When a person in high place and authority thinks fit to honour us with a message, though it be in a matter of no great importance, with what submission is it received! How diligently do we listen to it! How circumspectly is every sentence, and even syllable, weighed! We do not stand to make exceptions to the messenger, who may have nothing in his own person to command our respect; we do not much consider the grace with which he delivers his message; we are not curious to observe in what choice or elegant terms it is expressed. We are only concerned to know, that the message has been faithfully related, and then a due regard is immediately paid to it. And shall God speak to us by the mouth of his ministers, in terms which himself dictates, and which we may verify, if we please, by comparing them with his own written word,—shall, I say, the God of Heaven thus address himself to us, and we not take heed what and how we hear?
Or, suppose the opinion of a man learned in any secular profession is reported to us, on a point which falls within his province, and of which it concerns us to form a right apprehension, Is not such opinion received with respect by us, and studied with care?
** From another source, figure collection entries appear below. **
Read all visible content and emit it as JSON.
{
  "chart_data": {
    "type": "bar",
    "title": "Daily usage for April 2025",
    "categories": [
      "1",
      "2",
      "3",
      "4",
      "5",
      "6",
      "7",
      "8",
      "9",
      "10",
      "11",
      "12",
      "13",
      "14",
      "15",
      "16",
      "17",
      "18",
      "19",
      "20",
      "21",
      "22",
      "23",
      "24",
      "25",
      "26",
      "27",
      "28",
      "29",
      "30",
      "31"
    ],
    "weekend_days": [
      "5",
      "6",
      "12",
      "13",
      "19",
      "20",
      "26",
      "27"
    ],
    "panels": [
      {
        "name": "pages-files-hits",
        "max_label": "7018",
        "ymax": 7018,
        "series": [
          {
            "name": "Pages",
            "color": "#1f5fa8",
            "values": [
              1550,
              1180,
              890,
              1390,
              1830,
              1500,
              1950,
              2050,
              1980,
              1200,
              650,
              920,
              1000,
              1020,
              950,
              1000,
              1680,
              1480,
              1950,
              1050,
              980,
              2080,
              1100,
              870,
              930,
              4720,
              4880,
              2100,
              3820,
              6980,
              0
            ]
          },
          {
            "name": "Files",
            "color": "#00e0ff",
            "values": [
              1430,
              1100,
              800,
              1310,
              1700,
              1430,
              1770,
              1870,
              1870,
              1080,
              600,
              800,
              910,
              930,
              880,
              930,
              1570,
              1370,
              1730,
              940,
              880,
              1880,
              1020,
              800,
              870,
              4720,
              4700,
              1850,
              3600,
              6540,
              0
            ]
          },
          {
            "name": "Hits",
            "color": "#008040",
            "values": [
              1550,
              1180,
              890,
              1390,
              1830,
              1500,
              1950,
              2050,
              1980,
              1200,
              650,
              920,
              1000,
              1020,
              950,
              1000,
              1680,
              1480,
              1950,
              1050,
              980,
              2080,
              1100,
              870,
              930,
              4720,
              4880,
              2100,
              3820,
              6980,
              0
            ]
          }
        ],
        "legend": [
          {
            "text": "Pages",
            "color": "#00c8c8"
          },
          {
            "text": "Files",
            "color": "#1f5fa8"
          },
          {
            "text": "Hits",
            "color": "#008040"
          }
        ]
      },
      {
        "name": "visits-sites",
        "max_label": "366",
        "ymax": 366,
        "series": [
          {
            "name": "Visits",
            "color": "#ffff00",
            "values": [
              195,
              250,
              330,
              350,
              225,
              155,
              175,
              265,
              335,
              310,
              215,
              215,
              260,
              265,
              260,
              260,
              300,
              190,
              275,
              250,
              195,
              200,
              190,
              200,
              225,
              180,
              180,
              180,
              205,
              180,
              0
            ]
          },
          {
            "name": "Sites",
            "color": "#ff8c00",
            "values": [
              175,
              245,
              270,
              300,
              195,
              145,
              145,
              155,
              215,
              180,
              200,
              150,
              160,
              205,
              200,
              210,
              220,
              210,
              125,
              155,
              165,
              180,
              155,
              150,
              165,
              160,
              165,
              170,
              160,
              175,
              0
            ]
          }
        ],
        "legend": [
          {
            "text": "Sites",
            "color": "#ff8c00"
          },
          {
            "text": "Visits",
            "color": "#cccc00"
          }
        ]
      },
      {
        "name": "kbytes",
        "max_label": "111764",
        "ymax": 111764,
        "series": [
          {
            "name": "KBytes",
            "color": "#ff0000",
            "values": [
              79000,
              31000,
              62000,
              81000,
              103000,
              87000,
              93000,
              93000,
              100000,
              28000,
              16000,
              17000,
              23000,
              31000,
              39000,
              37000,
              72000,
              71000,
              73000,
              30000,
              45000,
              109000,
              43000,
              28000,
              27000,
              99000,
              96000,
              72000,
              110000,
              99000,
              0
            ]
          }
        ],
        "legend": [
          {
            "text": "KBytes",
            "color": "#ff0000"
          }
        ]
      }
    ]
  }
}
And shall our Divine Master be negligently heared, when he condescends to instruct us in the way of life and salvation, a subject, of all others, the most interesting to us; a subject, which he alone perfectly understands, and concerning which he will not and cannot mislead us?
Still further, besides the authority of the divine word, there is something in the nature of it, which deserves, and, if we be not wholly insensible, must command our attention.
For shall a little superficial rhetorick be listened to with regard, perhaps with admiration? And shall not the heart-felt truths of the Gospel warm and affect us? Shall a few spiritless periods, ranged in measure, and coloured with art, mere sound and paint, throw an assembly, sometimes, into joy or grief, or transport it with indignation? And can we lend a careless ear to the word of God, which is quick and powerful, and sharper than any two-edged sword, piercing even to the dividing asunder of soul and spirit, and a discerner of the thoughts and intents of the heart[114]?
Such is the attention due to the word of God, when acknowledged under that character. But
II. A SECOND reason for hearing with caution, is, that the hearers are required to judge for themselves whether what is delivered to them be, indeed, the word of God. Without this care, impostures may be endless, and the effect of them fatal.
When we give up ourselves with an implicit trust to others in mere temporal concerns, the mischief, although considerable, may yet be checked by experience; or, at most, as it respects this life only, is not conclusive and irreparable: but in matters of religion, if we accept that as the word of God, and act upon it, which has no higher authority than the word of fallible and presumptuous men, we may be led into all the visions of fanaticism or superstition, and into all the crimes which so naturally spring from both, to the loss of our future, as well as present happiness.
It pleased God, therefore, from the time that miracles ceased to be the credentials of his ministers in the Christian Church, to secure the faithful from these dangers by the guidance of the written Word; in which, besides special rules there given for the trial of the spirits, whether they are of God, such general principles are delivered as may direct our judgment. And by the help of these, interpreted by the tenor of that word, and the analogy of faith, we may be secured from all deception or surprize.
It is true, all men cannot apply these rules and principles, or not with full knowledge and effect. Woe, therefore, be to him who abuses the incapacity of such hearers, by obtruding on their easy belief his own fancies, as the doctrines of God! But to the abler hearers of the word, to all, indeed, who are competently instructed in their Religion, the task is not difficult to avoid gross and dangerous delusions, to determine for themselves whether the doctrine be of God, or not. This task, I say, is not difficult; yet it implies care and circumspection; and the necessity of discharging it must be allowed a good argument for taking heed what we hear.